A homeless person’s few belongings stuck in the Carisbrook, which Otago Daily Times exposed as one of the city’s “Houses of Horror”. Photos / Stephen Jaquiery
Jacky Cheung, the owner of the slum-house former Carisbrook Hotel, slapped three homeless people in his building with hand-written eviction notices last night — hours after government officials swooped in again to scrutinise conditions.
Cheung is also refusing to let homeless woman Jenny*, who has now left the building, collect her belongings unless she pays him $500.
He said the homeless people in his building must leave within 28 days and give him 28 days’ notice if they find somewhere else to go.
Cheung claimed the authorities told him this was the law.
Neil*, one of the homeless people, said “this is unacceptable”.
“We are scared of being homeless again and desperate for somewhere humane to live.”
Dunedin Bedding Bank’s Janine Walker, who helps the homeless, pledged to try to help them get a better place.
“These evictions are disgusting when the authorities were trying to sort out the conditions.
“Where are they going to go now?”
Jenny — the woman who is being refused her belongings — is a rape victim who has struggled with mental health challenges, addiction and has epilepsy.
Like the other people being evicted, she was pointed to the Carisbrook by the Ministry of Social Development (MSD)’s Work and Income office, after becoming homeless.
Jenny, who had just been released from a hospital mental health ward, said Work and Income gave her no other housing options.
It took her a month to find a better boarding house and move out of the Carisbrook.
However, when she contacted Cheung to arrange to collect her few belongings — including a mattress and bed base she had to provide herself — Cheung sent her a string of text messages saying she should have given him “28 days’ notice to move out”, adding “we are not free store room”.
Cheung said she “must pay before you can move”, demanding “total 500 dollar must pick up before 28 August”.
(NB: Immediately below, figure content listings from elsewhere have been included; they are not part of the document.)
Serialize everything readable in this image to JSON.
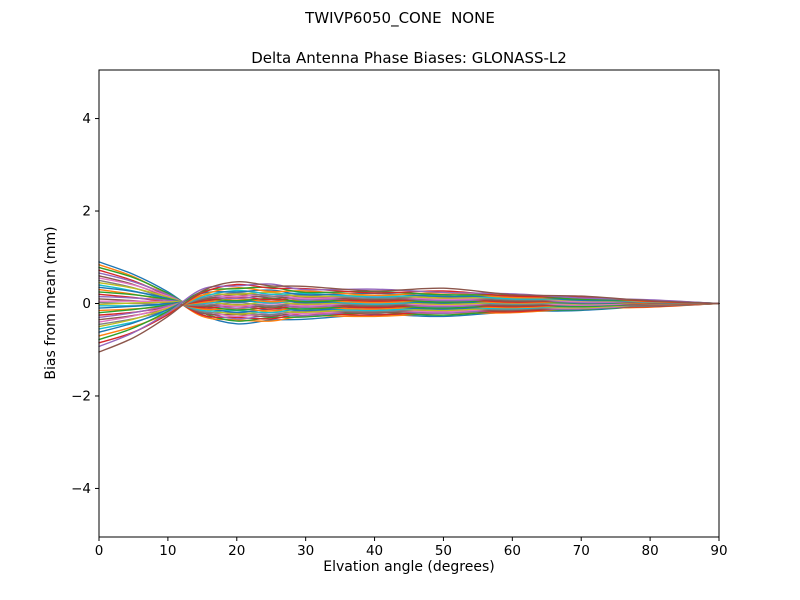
{
  "chart_data": {
    "type": "line",
    "title": "TWIVP6050_CONE  NONE",
    "subtitle": "Delta Antenna Phase Biases: GLONASS-L2",
    "xlabel": "Elvation angle (degrees)",
    "ylabel": "Bias from mean (mm)",
    "xlim": [
      0,
      90
    ],
    "ylim": [
      -5.05,
      5.05
    ],
    "xticks": [
      0,
      10,
      20,
      30,
      40,
      50,
      60,
      70,
      80,
      90
    ],
    "xtick_labels": [
      "0",
      "10",
      "20",
      "30",
      "40",
      "50",
      "60",
      "70",
      "80",
      "90"
    ],
    "yticks": [
      -4,
      -2,
      0,
      2,
      4
    ],
    "ytick_labels": [
      "−4",
      "−2",
      "0",
      "2",
      "4"
    ],
    "grid": false,
    "legend": "none",
    "axes_color": "#000000",
    "background_color": "#ffffff",
    "x": [
      0,
      5,
      10,
      15,
      20,
      25,
      30,
      40,
      50,
      60,
      70,
      80,
      90
    ],
    "series": [
      {
        "name": "bias-line-01",
        "color": "#1f77b4",
        "values": [
          0.9,
          0.63,
          0.25,
          -0.24,
          -0.44,
          -0.36,
          -0.34,
          -0.24,
          -0.28,
          -0.18,
          -0.15,
          -0.06,
          0.0
        ]
      },
      {
        "name": "bias-line-02",
        "color": "#ff7f0e",
        "values": [
          0.84,
          0.58,
          0.19,
          -0.28,
          -0.35,
          -0.38,
          -0.27,
          -0.28,
          -0.21,
          -0.2,
          -0.11,
          -0.08,
          0.0
        ]
      },
      {
        "name": "bias-line-03",
        "color": "#2ca02c",
        "values": [
          0.78,
          0.56,
          0.22,
          -0.2,
          -0.38,
          -0.3,
          -0.29,
          -0.2,
          -0.25,
          -0.15,
          -0.13,
          -0.05,
          0.0
        ]
      },
      {
        "name": "bias-line-04",
        "color": "#d62728",
        "values": [
          0.72,
          0.49,
          0.16,
          -0.25,
          -0.3,
          -0.33,
          -0.22,
          -0.25,
          -0.17,
          -0.18,
          -0.09,
          -0.07,
          0.0
        ]
      },
      {
        "name": "bias-line-05",
        "color": "#9467bd",
        "values": [
          0.66,
          0.47,
          0.19,
          -0.17,
          -0.33,
          -0.25,
          -0.26,
          -0.17,
          -0.21,
          -0.12,
          -0.12,
          -0.04,
          0.0
        ]
      },
      {
        "name": "bias-line-06",
        "color": "#8c564b",
        "values": [
          0.6,
          0.41,
          0.13,
          -0.21,
          -0.24,
          -0.28,
          -0.18,
          -0.21,
          -0.14,
          -0.15,
          -0.07,
          -0.06,
          0.0
        ]
      },
      {
        "name": "bias-line-07",
        "color": "#e377c2",
        "values": [
          0.55,
          0.4,
          0.16,
          -0.14,
          -0.28,
          -0.2,
          -0.22,
          -0.14,
          -0.18,
          -0.1,
          -0.1,
          -0.03,
          0.0
        ]
      },
      {
        "name": "bias-line-08",
        "color": "#7f7f7f",
        "values": [
          0.5,
          0.34,
          0.1,
          -0.18,
          -0.2,
          -0.24,
          -0.15,
          -0.18,
          -0.11,
          -0.13,
          -0.06,
          -0.05,
          0.0
        ]
      },
      {
        "name": "bias-line-09",
        "color": "#bcbd22",
        "values": [
          0.45,
          0.33,
          0.14,
          -0.11,
          -0.23,
          -0.16,
          -0.19,
          -0.11,
          -0.15,
          -0.08,
          -0.09,
          -0.02,
          0.0
        ]
      },
      {
        "name": "bias-line-10",
        "color": "#17becf",
        "values": [
          0.4,
          0.27,
          0.08,
          -0.15,
          -0.15,
          -0.2,
          -0.11,
          -0.15,
          -0.08,
          -0.11,
          -0.04,
          -0.04,
          0.0
        ]
      },
      {
        "name": "bias-line-11",
        "color": "#1f77b4",
        "values": [
          0.35,
          0.26,
          0.11,
          -0.08,
          -0.19,
          -0.12,
          -0.15,
          -0.08,
          -0.12,
          -0.05,
          -0.07,
          -0.01,
          0.0
        ]
      },
      {
        "name": "bias-line-12",
        "color": "#ff7f0e",
        "values": [
          0.3,
          0.2,
          0.06,
          -0.12,
          -0.11,
          -0.16,
          -0.08,
          -0.12,
          -0.05,
          -0.09,
          -0.03,
          -0.03,
          0.0
        ]
      },
      {
        "name": "bias-line-13",
        "color": "#2ca02c",
        "values": [
          0.25,
          0.19,
          0.09,
          -0.05,
          -0.14,
          -0.08,
          -0.12,
          -0.05,
          -0.1,
          -0.03,
          -0.06,
          -0.01,
          0.0
        ]
      },
      {
        "name": "bias-line-14",
        "color": "#d62728",
        "values": [
          0.2,
          0.13,
          0.03,
          -0.09,
          -0.06,
          -0.12,
          -0.04,
          -0.09,
          -0.02,
          -0.07,
          -0.01,
          -0.03,
          0.0
        ]
      },
      {
        "name": "bias-line-15",
        "color": "#9467bd",
        "values": [
          0.15,
          0.12,
          0.07,
          -0.02,
          -0.1,
          -0.04,
          -0.08,
          -0.02,
          -0.07,
          -0.01,
          -0.04,
          0.0,
          0.0
        ]
      },
      {
        "name": "bias-line-16",
        "color": "#8c564b",
        "values": [
          0.1,
          0.06,
          0.01,
          -0.06,
          -0.02,
          -0.08,
          -0.01,
          -0.06,
          0.0,
          -0.05,
          0.0,
          -0.02,
          0.0
        ]
      },
      {
        "name": "bias-line-17",
        "color": "#e377c2",
        "values": [
          0.05,
          0.05,
          0.04,
          0.01,
          -0.06,
          0.0,
          -0.05,
          0.01,
          -0.04,
          0.01,
          -0.03,
          0.01,
          0.0
        ]
      },
      {
        "name": "bias-line-18",
        "color": "#7f7f7f",
        "values": [
          0.02,
          0.0,
          -0.02,
          -0.04,
          0.02,
          -0.05,
          0.02,
          -0.03,
          0.03,
          -0.02,
          0.02,
          -0.01,
          0.0
        ]
      },
      {
        "name": "bias-line-19",
        "color": "#bcbd22",
        "values": [
          -0.02,
          0.01,
          0.03,
          0.05,
          -0.03,
          0.04,
          -0.02,
          0.04,
          -0.02,
          0.03,
          -0.01,
          0.02,
          0.0
        ]
      },
      {
        "name": "bias-line-20",
        "color": "#17becf",
        "values": [
          -0.05,
          -0.05,
          -0.03,
          0.0,
          0.06,
          0.01,
          0.06,
          -0.01,
          0.05,
          0.0,
          0.03,
          0.0,
          0.0
        ]
      },
      {
        "name": "bias-line-21",
        "color": "#1f77b4",
        "values": [
          -0.1,
          -0.06,
          0.0,
          0.07,
          0.03,
          0.08,
          0.02,
          0.06,
          0.01,
          0.05,
          0.0,
          0.02,
          0.0
        ]
      },
      {
        "name": "bias-line-22",
        "color": "#ff7f0e",
        "values": [
          -0.15,
          -0.12,
          -0.06,
          0.02,
          0.1,
          0.04,
          0.08,
          0.02,
          0.07,
          0.01,
          0.04,
          0.0,
          0.0
        ]
      },
      {
        "name": "bias-line-23",
        "color": "#2ca02c",
        "values": [
          -0.2,
          -0.13,
          -0.03,
          0.09,
          0.06,
          0.11,
          0.04,
          0.09,
          0.03,
          0.07,
          0.01,
          0.03,
          0.0
        ]
      },
      {
        "name": "bias-line-24",
        "color": "#d62728",
        "values": [
          -0.25,
          -0.19,
          -0.08,
          0.05,
          0.14,
          0.08,
          0.12,
          0.05,
          0.1,
          0.03,
          0.06,
          0.01,
          0.0
        ]
      },
      {
        "name": "bias-line-25",
        "color": "#9467bd",
        "values": [
          -0.3,
          -0.2,
          -0.05,
          0.12,
          0.11,
          0.16,
          0.08,
          0.12,
          0.06,
          0.09,
          0.02,
          0.04,
          0.0
        ]
      },
      {
        "name": "bias-line-26",
        "color": "#8c564b",
        "values": [
          -0.35,
          -0.26,
          -0.11,
          0.08,
          0.19,
          0.12,
          0.15,
          0.08,
          0.13,
          0.05,
          0.07,
          0.01,
          0.0
        ]
      },
      {
        "name": "bias-line-27",
        "color": "#e377c2",
        "values": [
          -0.4,
          -0.27,
          -0.08,
          0.15,
          0.15,
          0.2,
          0.11,
          0.15,
          0.09,
          0.11,
          0.04,
          0.04,
          0.0
        ]
      },
      {
        "name": "bias-line-28",
        "color": "#7f7f7f",
        "values": [
          -0.45,
          -0.33,
          -0.14,
          0.11,
          0.23,
          0.16,
          0.18,
          0.11,
          0.16,
          0.08,
          0.08,
          0.02,
          0.0
        ]
      },
      {
        "name": "bias-line-29",
        "color": "#bcbd22",
        "values": [
          -0.5,
          -0.34,
          -0.1,
          0.18,
          0.2,
          0.24,
          0.15,
          0.18,
          0.12,
          0.13,
          0.06,
          0.05,
          0.0
        ]
      },
      {
        "name": "bias-line-30",
        "color": "#17becf",
        "values": [
          -0.55,
          -0.4,
          -0.17,
          0.14,
          0.28,
          0.2,
          0.22,
          0.14,
          0.19,
          0.1,
          0.1,
          0.03,
          0.0
        ]
      },
      {
        "name": "bias-line-31",
        "color": "#1f77b4",
        "values": [
          -0.62,
          -0.42,
          -0.13,
          0.22,
          0.25,
          0.29,
          0.19,
          0.22,
          0.15,
          0.16,
          0.07,
          0.06,
          0.0
        ]
      },
      {
        "name": "bias-line-32",
        "color": "#ff7f0e",
        "values": [
          -0.7,
          -0.5,
          -0.21,
          0.18,
          0.34,
          0.26,
          0.27,
          0.18,
          0.23,
          0.13,
          0.12,
          0.04,
          0.0
        ]
      },
      {
        "name": "bias-line-33",
        "color": "#2ca02c",
        "values": [
          -0.78,
          -0.53,
          -0.17,
          0.26,
          0.32,
          0.35,
          0.24,
          0.26,
          0.19,
          0.18,
          0.09,
          0.07,
          0.0
        ]
      },
      {
        "name": "bias-line-34",
        "color": "#d62728",
        "values": [
          -0.85,
          -0.62,
          -0.24,
          0.23,
          0.41,
          0.33,
          0.32,
          0.23,
          0.27,
          0.16,
          0.14,
          0.05,
          0.0
        ]
      },
      {
        "name": "bias-line-35",
        "color": "#9467bd",
        "values": [
          -0.93,
          -0.63,
          -0.2,
          0.31,
          0.38,
          0.42,
          0.3,
          0.31,
          0.24,
          0.21,
          0.12,
          0.08,
          0.0
        ]
      },
      {
        "name": "bias-line-36",
        "color": "#8c564b",
        "values": [
          -1.05,
          -0.74,
          -0.28,
          0.27,
          0.47,
          0.38,
          0.37,
          0.27,
          0.33,
          0.19,
          0.16,
          0.06,
          0.0
        ]
      }
    ]
  }
}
When the Otago Daily Times visited the building yesterday, there were eight government officials scrutinising its state.
Cheung was being quizzed by two Tenancy Services staff.
He admitted to the ODT his $500 demand — calling it a “storage fee”.
Cheung also admitted he had not issued any tenancy paperwork to Jenny and was unrepentant about his accommodation, which offered no beds, heaters, fridge, cooking or washing facilities.
When asked if standards would improve, he said “I can’t promise anything”.
When told by an official that he must get a cooker, he said he would “by Monday”, but then went on to later serve the eviction notices last night.
Jenny — who suffers from post-traumatic stress disorder — said the Carisbrook had traumatised her further.
There were fights when she was there and she was intimidated by a man.
“It is awful. Cold, damp, dirty, gross, not fit for a dog.
“People shouldn’t be living like that.
“Nobody should be.
“It does not matter who you are or what you have done.”
“I kept trying to think ‘at least I have a roof over my head’, but after a few days I thought I would rather be on the street.”
She said she had struggled to eat, relying on the nearby fish and chip shop.
People in the Carisbrook have been using gas camp stoves in their rooms.
They also said Cheung had asked them not to use lights on the staircase and had, at one time, tried to ban heaters in rooms.
Neil, who had spent time in prison, said: “If you are a single person and not a family you don’t get help.
“You end up back at square one or worse.
“Nobody wants crime, but if people are homeless and put in unacceptable places like this, what is going to happen? Reoffending.
“The priority has to be people’s wellbeing.”
Cheung put his prices up to $280 a room this week.
He has also been charging $120 a week to a young homeless man who sleeps in a van behind the Carisbrook.
The ODT contacted MSD to raise the issue of people being pointed to substandard accommodation by a government agency.
MSD regional commissioner Steph Voight said MSD did “not refer people to specific accommodation.”
Jenny said in response: “That is not true”.
“It was the only option I was given by Work and Income.”
*Names changed to protect identities.